Introduction

ML4Chem uses Dask which is a flexible library for parallel computing in Python. Dask allows easy scaling up and down without too much effort.

In this part of the documentation, we will cover how ML4Chem can be run on a laptop or workstation and how we can scale up to running on HPC clusters. Dask has a modern and interesting structure:

  1. A scheduler is in charge of registering tasks.

  2. Tasks can be registered in a delayed way (registered but not computed) or simply submitted as futures (submitted and computed).

  3. When the scheduler receives a task, it sends it to workers that carry out the computations and keep them in memory.

  4. Results from computations can be subsequently used for more calculations or just brought back to memory.

Scale Down

Running computations with ML4Chem on a personal workstation or laptop is very easy thanks to Dask. The LocalCluster class uses local resources to carry out computations. This is useful when prototyping and building your pipeline withouth wasting time waiting for HPC resources in a crowded cluster facility.

ML4Chem can run with LocalCluster objects, for which the scripts have to contain the following:

from dask.distributed import Client, LocalCluster

cluster = LocalCluster(n_workers=8, threads_per_worker=2)
client = Client(cluster)

In the snippet above, we imported Client that will connect to the scheduler created by the LocalCluster class. The scheduler will have 8 workers with 2 threads. As tasks are required, they are sent by the Client to the LocalCluster for being computed and kept in memory.

A typical script for running training in ML4Chem looks as follows:

from ase.io import Trajectory
from dask.distributed import Client, LocalCluster
from ml4chem.atomistic import Potentials
from ml4chem.atomistic.features import Gaussian
from ml4chem.atomistic.models.neuralnetwork import NeuralNetwork
from ml4chem.utils import logger


def train():
    # Load the images with ASE
    images = Trajectory("cu_training.traj")

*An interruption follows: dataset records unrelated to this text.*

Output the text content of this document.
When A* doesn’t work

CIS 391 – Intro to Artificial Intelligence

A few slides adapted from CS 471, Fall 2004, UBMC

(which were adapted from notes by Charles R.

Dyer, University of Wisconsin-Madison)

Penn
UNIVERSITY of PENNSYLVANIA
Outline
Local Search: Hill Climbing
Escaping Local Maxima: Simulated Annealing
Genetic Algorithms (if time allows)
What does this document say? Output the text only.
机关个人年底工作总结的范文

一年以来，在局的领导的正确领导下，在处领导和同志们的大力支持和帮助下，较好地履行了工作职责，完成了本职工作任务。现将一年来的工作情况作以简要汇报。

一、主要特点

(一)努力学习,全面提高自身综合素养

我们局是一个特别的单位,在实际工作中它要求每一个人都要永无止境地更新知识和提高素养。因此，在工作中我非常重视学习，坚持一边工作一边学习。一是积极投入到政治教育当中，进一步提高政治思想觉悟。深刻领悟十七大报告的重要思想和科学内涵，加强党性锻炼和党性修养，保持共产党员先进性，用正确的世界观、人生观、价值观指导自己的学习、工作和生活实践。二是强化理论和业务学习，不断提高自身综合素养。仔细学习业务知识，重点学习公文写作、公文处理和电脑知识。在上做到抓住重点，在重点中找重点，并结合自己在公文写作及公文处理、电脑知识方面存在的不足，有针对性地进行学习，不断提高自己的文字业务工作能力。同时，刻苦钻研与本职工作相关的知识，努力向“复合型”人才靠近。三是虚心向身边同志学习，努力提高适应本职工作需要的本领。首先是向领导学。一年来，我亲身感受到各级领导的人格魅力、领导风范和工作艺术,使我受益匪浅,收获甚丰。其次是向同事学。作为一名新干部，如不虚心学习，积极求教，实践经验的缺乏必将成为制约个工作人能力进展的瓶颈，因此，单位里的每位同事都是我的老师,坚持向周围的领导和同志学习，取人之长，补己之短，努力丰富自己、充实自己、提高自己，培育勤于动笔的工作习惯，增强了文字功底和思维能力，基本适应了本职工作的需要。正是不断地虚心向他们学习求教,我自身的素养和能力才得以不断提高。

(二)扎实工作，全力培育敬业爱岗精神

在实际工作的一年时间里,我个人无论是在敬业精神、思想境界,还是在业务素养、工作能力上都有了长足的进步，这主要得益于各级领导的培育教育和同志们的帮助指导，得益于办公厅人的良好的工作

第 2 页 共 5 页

    # Arguments for fingerprinting the images
    normalized = True

    # Arguments for building the model
    n = 10
    activation = "relu"

    # Arguments for training the potential
    convergence = {"energy": 5e-3}
    epochs = 100
    lr = 1.0e-2
    weight_decay = 0.0
    regularization = 0.0

    calc = Potentials(
        features=Gaussian(
            cutoff=6.5, normalized=normalized, save_preprocessor="model.scaler"
        ),
        model=NeuralNetwork(hiddenlayers=(n, n), activation=activation),
        label="cu_training",
    )

    optimizer = ("adam", {"lr": lr, "weight_decay": weight_decay})
    calc.train(
        training_set=images,
        epochs=epochs,
        regularization=regularization,
        convergence=convergence,
        optimizer=optimizer,
    )


if __name__ == "__main__":
    logger(filename="cu_training.log")
    cluster = LocalCluster()
    client = Client(cluster)
    train()

Scale Up

Once you have finished with prototyping and feel ready to scale up, the snippet above can be trivially expanded to work with high performance computing (HPC) systems. Dask offers a module called dask_jobqueue that enables sending computations to HPC systems with Batch systems such as SLURM, LSF, PBS and others (for more information see https://jobqueue.dask.org/en/latest/index.html.

To scale up in ML4Chem with Dask, you only have to slightly change the snipped above as follows:

if __name__ == "__main__":
    from dask_jobqueue import SLURMCluster
    logger(filename="cu_training.log")


    cluster = SLURMCluster(
        cores=24,
        processes=24,
        memory="100GB",
        walltime="24:00:00",
        queue="dirac1",
    )
    print(cluster)
    print(cluster.job_script())
    cluster.scale(jobs=4)
    client = Client(cluster)
    train()

We removed the LocalCluster and instead used the SLURMCluster class to submit our computations to a SLURM batch system. As it can be seen, the cluster is now a SLURMCluster requesting a job with 24 cores and 24 processes, 100GB of RAM, a wall time of 1 day, and the queue in this case is dirac1. Then, we scaled this up by requesting to the HPC cluster 4 jobs with these requirements for a total of 96 processes. This cluster is passed to the client and the training is effectively scaled up.